Despite such successes, further divestment is needed to advance humanitarian disarmament’s goal of preventing arms-inflicted suffering. According to PAX, in 2018, financial institutions still invested US$9 billion in cluster munitions producers. A Don’t Bank on the Bomb report released in May 2019 found that government contracts to private companies for nuclear weapons development, production, and stockpiling total at least US$116 billion. Without clear proscriptions against R&D directed at the creation of killer robots, some of the millions or billions of dollars invested in AI technologies could be used to develop this class of weapons. Removing financial assistance from these lines of research, development, and production would help to prevent the deployment and use of problematic weapons, thus reducing the risk of future humanitarian harm.

Providing Financial Assistance to Remediate Harm

While implicitly banning financial investment in the production of certain weapons, the humanitarian disarmament treaties explicitly mandate financial, along with material and technical, assistance for remedial measures. Each treaty includes an international cooperation and assistance provision that requires states parties to help affected states parties implement their positive obligations to clear remnants of war and assist victims. The Convention on Cluster Munitions and TPNW both list financial assistance among the types of support states parties should deliver.

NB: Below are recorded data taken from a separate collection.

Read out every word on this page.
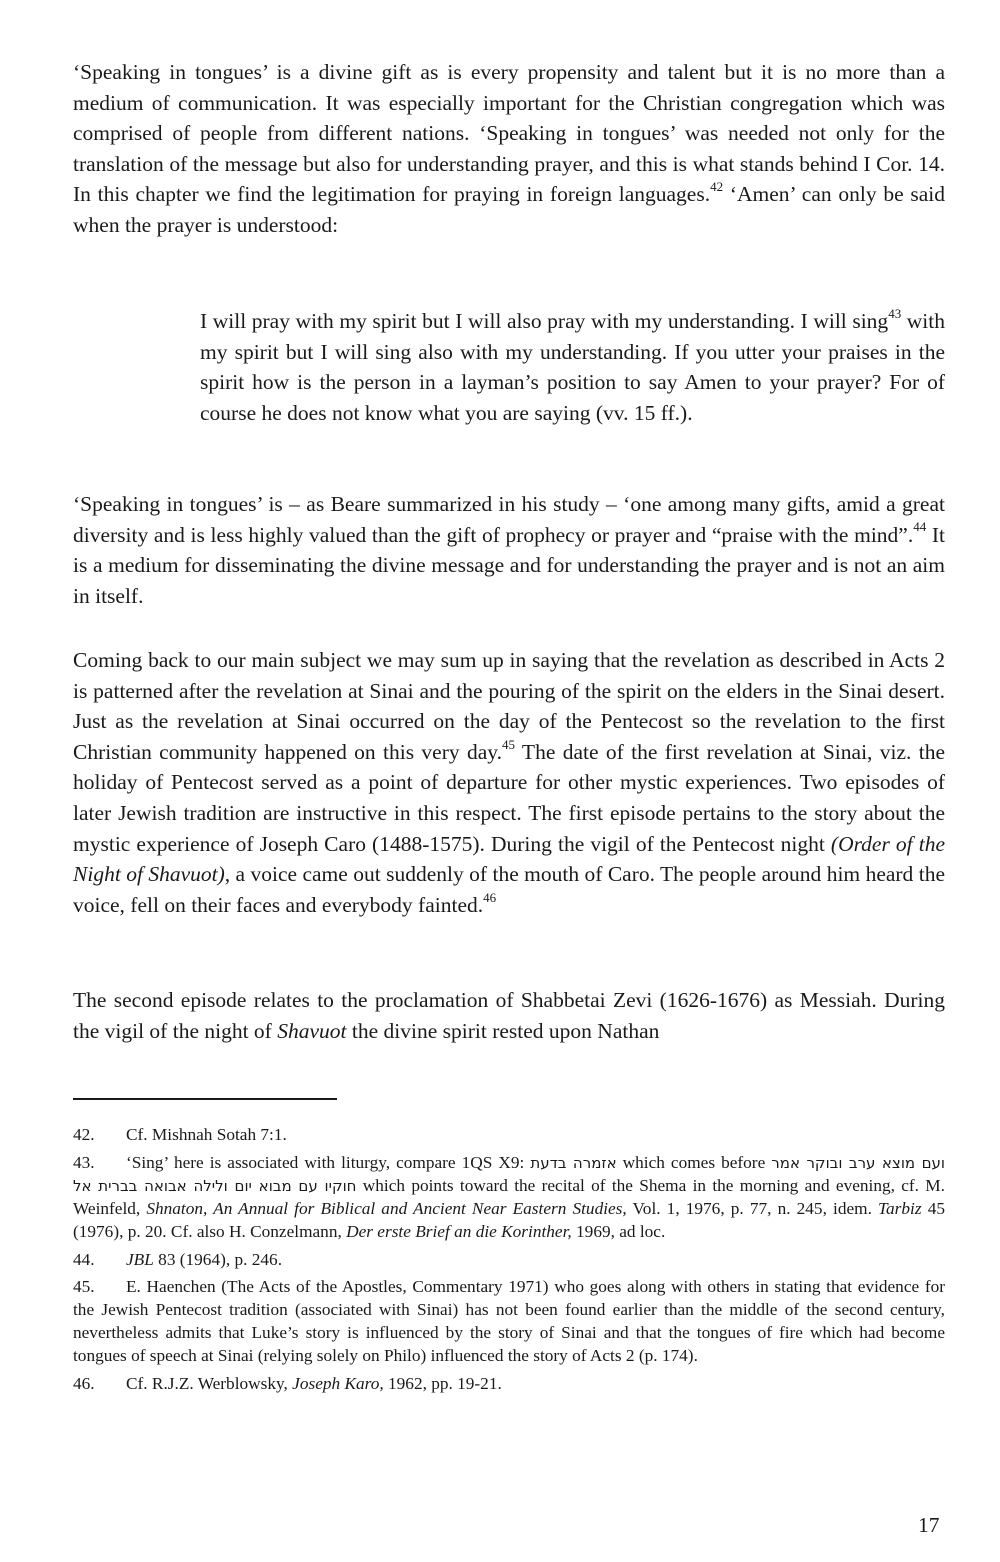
‘Speaking in tongues’ is a divine gift as is every propensity and talent but it is no more than a medium of communication. It was especially important for the Christian congregation which was comprised of people from different nations. ‘Speaking in tongues’ was needed not only for the translation of the message but also for understanding prayer, and this is what stands behind I Cor. 14. In this chapter we find the legitimation for praying in foreign languages.$^{42}$ ‘Amen’ can only be said when the prayer is understood:

I will pray with my spirit but I will also pray with my understanding. I will sing$^{43}$ with my spirit but I will sing also with my understanding. If you utter your praises in the spirit how is the person in a layman’s position to say Amen to your prayer? For of course he does not know what you are saying (vv. 15 ff.).

‘Speaking in tongues’ is – as Beare summarized in his study – ‘one among many gifts, amid a great diversity and is less highly valued than the gift of prophecy or prayer and “praise with the mind”.$^{44}$ It is a medium for disseminating the divine message and for understanding the prayer and is not an aim in itself.

Coming back to our main subject we may sum up in saying that the revelation as described in Acts 2 is patterned after the revelation at Sinai and the pouring of the spirit on the elders in the Sinai desert. Just as the revelation at Sinai occurred on the day of the Pentecost so the revelation to the first Christian community happened on this very day.$^{45}$ The date of the first revelation at Sinai, viz. the holiday of Pentecost served as a point of departure for other mystic experiences. Two episodes of later Jewish tradition are instructive in this respect. The first episode pertains to the story about the mystic experience of Joseph Caro (1488-1575). During the vigil of the Pentecost night (Order of the Night of Shavuot), a voice came out suddenly of the mouth of Caro. The people around him heard the voice, fell on their faces and everybody fainted.$^{46}$

The second episode relates to the proclamation of Shabbetai Zevi (1626-1676) as Messiah. During the vigil of the night of Shavuot the divine spirit rested upon Nathan

42. Cf. Mishnah Sotah 7:1.

43. ‘Sing’ here is associated with liturgy, compare 1QS X9: אזמרה בדעת which comes before ועם מוצא ערב ובוקר אמר חוקיו עם מבוא יום ולילה אבואה בברית אל which points toward the recital of the Shema in the morning and evening, cf. M. Weinfeld, Shnaton, An Annual for Biblical and Ancient Near Eastern Studies, Vol. 1, 1976, p. 77, n. 245, idem. Tarbiz 45 (1976), p. 20. Cf. also H. Conzelmann, Der erste Brief an die Korinther, 1969, ad loc.

44. JBL 83 (1964), p. 246.

45. E. Haenchen (The Acts of the Apostles, Commentary 1971) who goes along with others in stating that evidence for the Jewish Pentecost tradition (associated with Sinai) has not been found earlier than the middle of the second century, nevertheless admits that Luke’s story is influenced by the story of Sinai and that the tongues of fire which had become tongues of speech at Sinai (relying solely on Philo) influenced the story of Acts 2 (p. 174).

46. Cf. R.J.Z. Werblowsky, Joseph Karo, 1962, pp. 19-21.

17
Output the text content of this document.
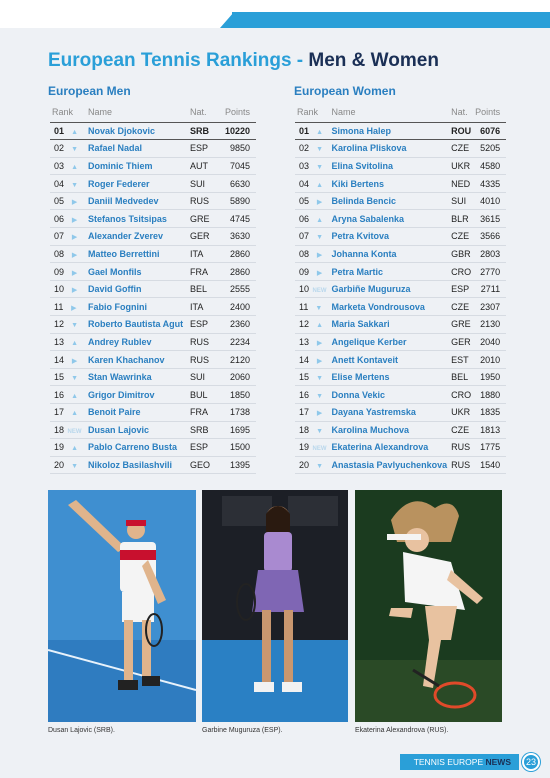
European Tennis Rankings - Men & Women
European Men	European Women
Rank	Name	Nat.	Points
01 ▲	Novak Djokovic	SRB	10220
02 ▼	Rafael Nadal	ESP	9850
03 ▲	Dominic Thiem	AUT	7045
04 ▼	Roger Federer	SUI	6630
05 ▶	Daniil Medvedev	RUS	5890
06 ▶	Stefanos Tsitsipas	GRE	4745
07 ▶	Alexander Zverev	GER	3630
08 ▶	Matteo Berrettini	ITA	2860
09 ▶	Gael Monfils	FRA	2860
10 ▶	David Goffin	BEL	2555
11 ▶	Fabio Fognini	ITA	2400
12 ▼	Roberto Bautista Agut	ESP	2360
13 ▲	Andrey Rublev	RUS	2234
14 ▶	Karen Khachanov	RUS	2120
15 ▼	Stan Wawrinka	SUI	2060
16 ▲	Grigor Dimitrov	BUL	1850
17 ▲	Benoit Paire	FRA	1738
18 NEW	Dusan Lajovic	SRB	1695
19 ▲	Pablo Carreno Busta	ESP	1500
20 ▼	Nikoloz Basilashvili	GEO	1395
Rank	Name	Nat.	Points
01 ▲	Simona Halep	ROU	6076
02 ▼	Karolina Pliskova	CZE	5205
03 ▼	Elina Svitolina	UKR	4580
04 ▲	Kiki Bertens	NED	4335
05 ▶	Belinda Bencic	SUI	4010
06 ▲	Aryna Sabalenka	BLR	3615
07 ▼	Petra Kvitova	CZE	3566
08 ▶	Johanna Konta	GBR	2803
09 ▶	Petra Martic	CRO	2770
10 NEW	Garbiñe Muguruza	ESP	2711
11 ▼	Marketa Vondrousova	CZE	2307
12 ▲	Maria Sakkari	GRE	2130
13 ▶	Angelique Kerber	GER	2040
14 ▶	Anett Kontaveit	EST	2010
15 ▼	Elise Mertens	BEL	1950
16 ▼	Donna Vekic	CRO	1880
17 ▶	Dayana Yastremska	UKR	1835
18 ▼	Karolina Muchova	CZE	1813
19 NEW	Ekaterina Alexandrova	RUS	1775
20 ▼	Anastasia Pavlyuchenkova	RUS	1540
Dusan Lajovic (SRB).	Garbine Muguruza (ESP).	Ekaterina Alexandrova (RUS).
TENNIS EUROPE NEWS	23
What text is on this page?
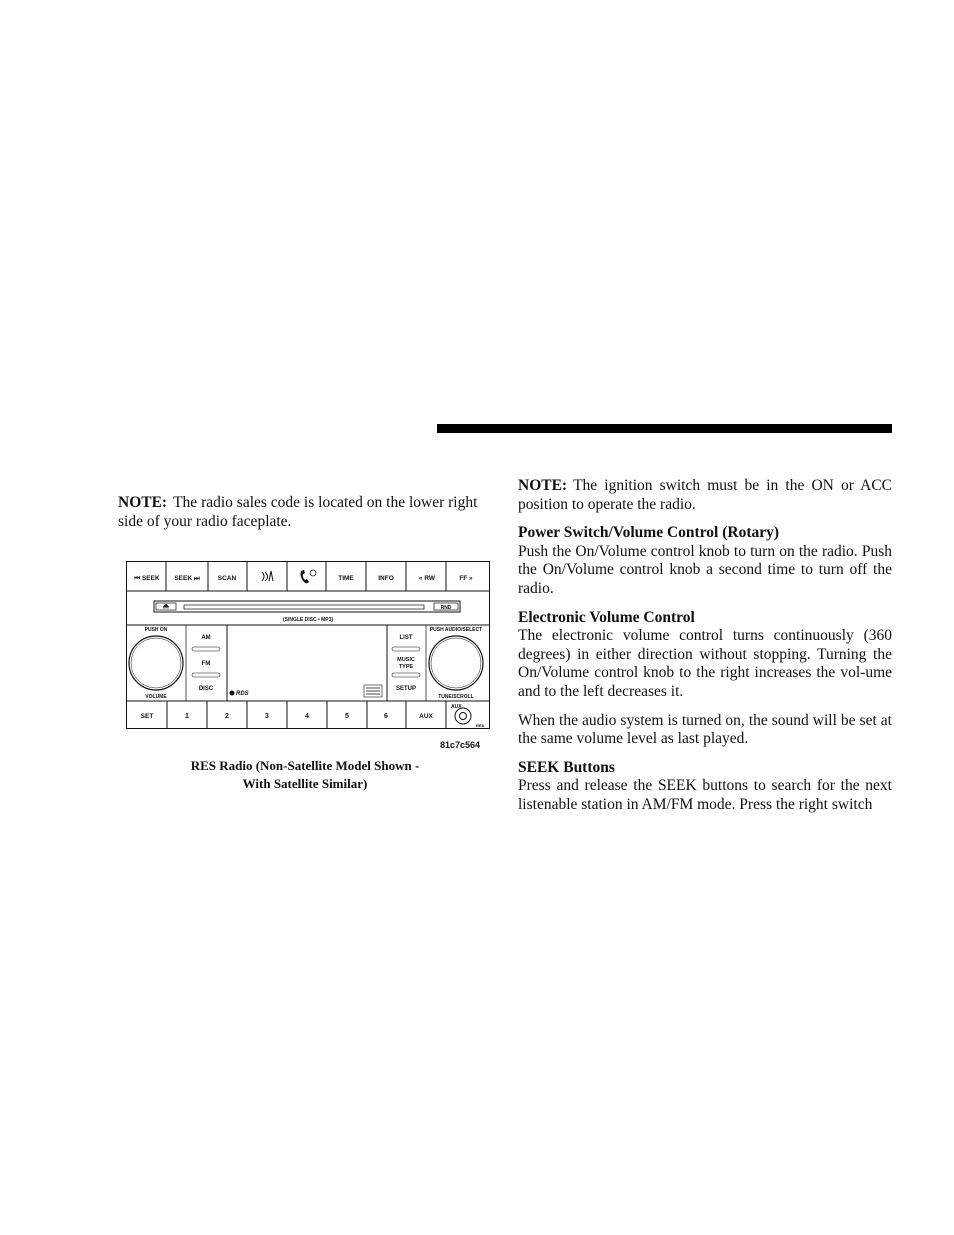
NOTE: The radio sales code is located on the lower right side of your radio faceplate.

⏮ SEEK SEEK ⏭	SCAN	TIME	INFO	« RW	FF »
RND
(SINGLE DISC • MP3)
PUSH ON
VOLUME
AM
FM
DISC
RDS
LIST
MUSIC
TYPE
SETUP
PUSH AUDIO/SELECT
TUNE/SCROLL
SET	1	2	3	4	5	6	AUX
AUX
RES
81c7c564
RES Radio (Non-Satellite Model Shown -
With Satellite Similar)
NOTE: The ignition switch must be in the ON or ACC position to operate the radio.
Power Switch/Volume Control (Rotary)

Push the On/Volume control knob to turn on the radio. Push the On/Volume control knob a second time to turn off the radio.

Electronic Volume Control

The electronic volume control turns continuously (360 degrees) in either direction without stopping. Turning the On/Volume control knob to the right increases the vol-ume and to the left decreases it.

When the audio system is turned on, the sound will be set at the same volume level as last played.

SEEK Buttons

Press and release the SEEK buttons to search for the next listenable station in AM/FM mode. Press the right switch
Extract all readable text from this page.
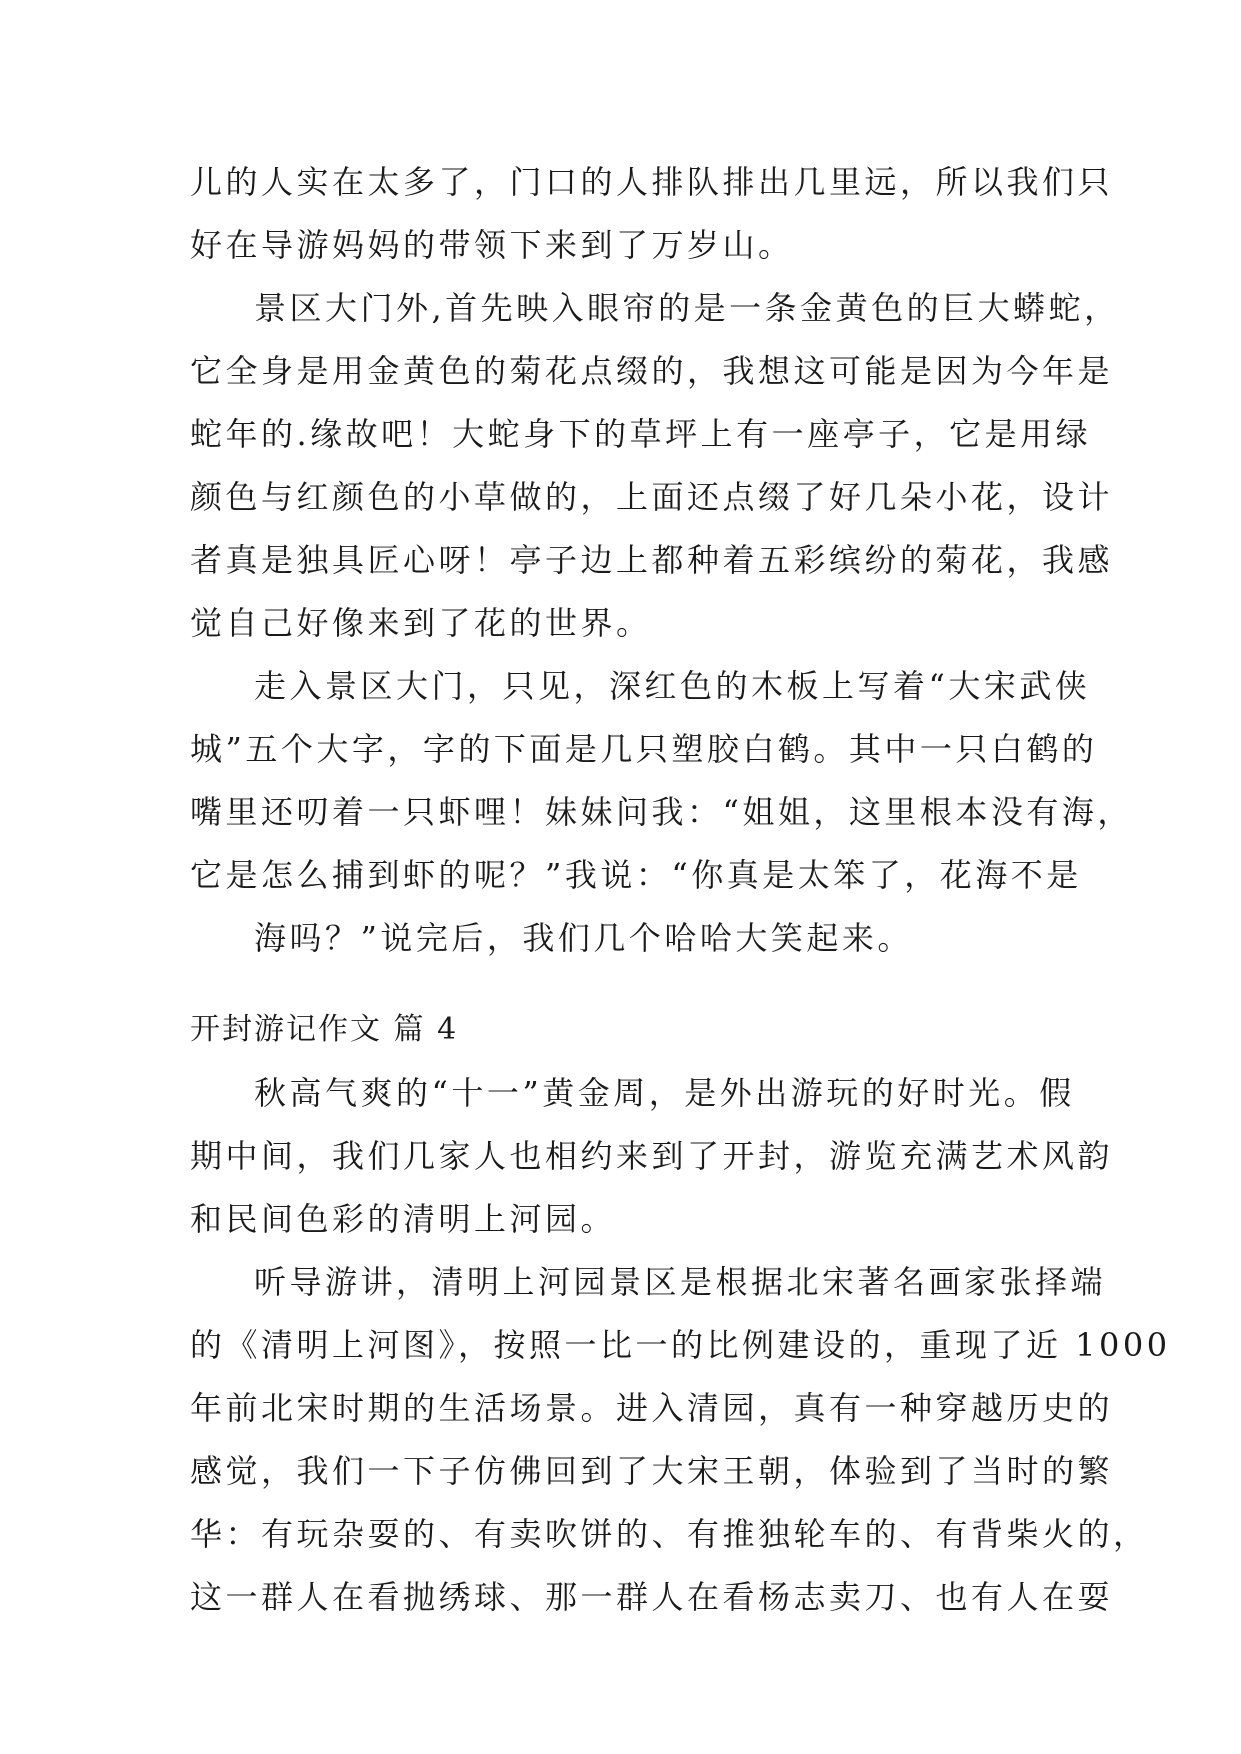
儿的人实在太多了，门口的人排队排出几里远，所以我们只
好在导游妈妈的带领下来到了万岁山。
景区大门外,首先映入眼帘的是一条金黄色的巨大蟒蛇，
它全身是用金黄色的菊花点缀的，我想这可能是因为今年是
蛇年的.缘故吧！大蛇身下的草坪上有一座亭子，它是用绿
颜色与红颜色的小草做的，上面还点缀了好几朵小花，设计
者真是独具匠心呀！亭子边上都种着五彩缤纷的菊花，我感
觉自己好像来到了花的世界。
走入景区大门，只见，深红色的木板上写着“大宋武侠
城”五个大字，字的下面是几只塑胶白鹤。其中一只白鹤的
嘴里还叨着一只虾哩！妹妹问我：“姐姐，这里根本没有海，
它是怎么捕到虾的呢？”我说：“你真是太笨了，花海不是
海吗？”说完后，我们几个哈哈大笑起来。
开封游记作文 篇 4
秋高气爽的“十一”黄金周，是外出游玩的好时光。假
期中间，我们几家人也相约来到了开封，游览充满艺术风韵
和民间色彩的清明上河园。
听导游讲，清明上河园景区是根据北宋著名画家张择端
的《清明上河图》，按照一比一的比例建设的，重现了近 1000
年前北宋时期的生活场景。进入清园，真有一种穿越历史的
感觉，我们一下子仿佛回到了大宋王朝，体验到了当时的繁
华：有玩杂耍的、有卖吹饼的、有推独轮车的、有背柴火的，
这一群人在看抛绣球、那一群人在看杨志卖刀、也有人在耍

In complying with the international cooperation and assistance provisions, states parties have made significant financial contributions. The 2018 Landmine Monitor reported that in 2017, 28 states parties to the Mine Ban Treaty donated US$269.2 million towards remedial mine action. The Monitor also documented that support from states not party and other organizations totaled US$404 million in 2017, a record year; US$309 million came from the United States, which has not joined the treaty. Eighteen states parties to the Convention on Cluster Munition reported having provided assistance in 2017.

Mine clearance workers come to village in Laos.
Credit: AusAID, 2009.

Insufficient funding, combined with the need for more efficient and coordinated assistance, however, poses a challenge for countries seeking to meet their positive obligations. According to the 2018 Landmine Monitor, 14 states declared that inadequate funding remained an obstacle to fulfilling their clearance obligations. For example, after 25 years of mine action, Cambodia reported that it still needed US$400 million of financial assistance to complete clearance of known landmine-contaminated areas by 2025, the target date for clearance in all states parties. Much more assistance needs to be given to develop and operationalize adequate victim assistance measures. While it is premature to judge the effectiveness of the TPNW’s international cooperation and assistance obligation because the treaty has yet to enter into force, current assessments of remediation costs suggest that significant amounts of funding will be required for nuclear environmental remediation. A 2019 report by the US Government Accountability Office indicated, for example, that future cleanup of contamination from the US’s Cold War-era nuclear program, including nuclear weapons production and energy research, will cost an estimated US$ 377 billion. To prevent the use of inhumane weapons that would increase both human suffering and remediation costs, states should ensure that their national obligations under humanitarian disarmament treaties include restrictions that prevent private financing to companies involved in the production of those weapons. At the same time, states can provide pathways for impactful investment in markets that support sustainable development and foster public-private partnerships to address remediation and cleanup from past use of prohibited weapons. This two-pronged approach to financial assistance will further the goals of humanitarian disarmament.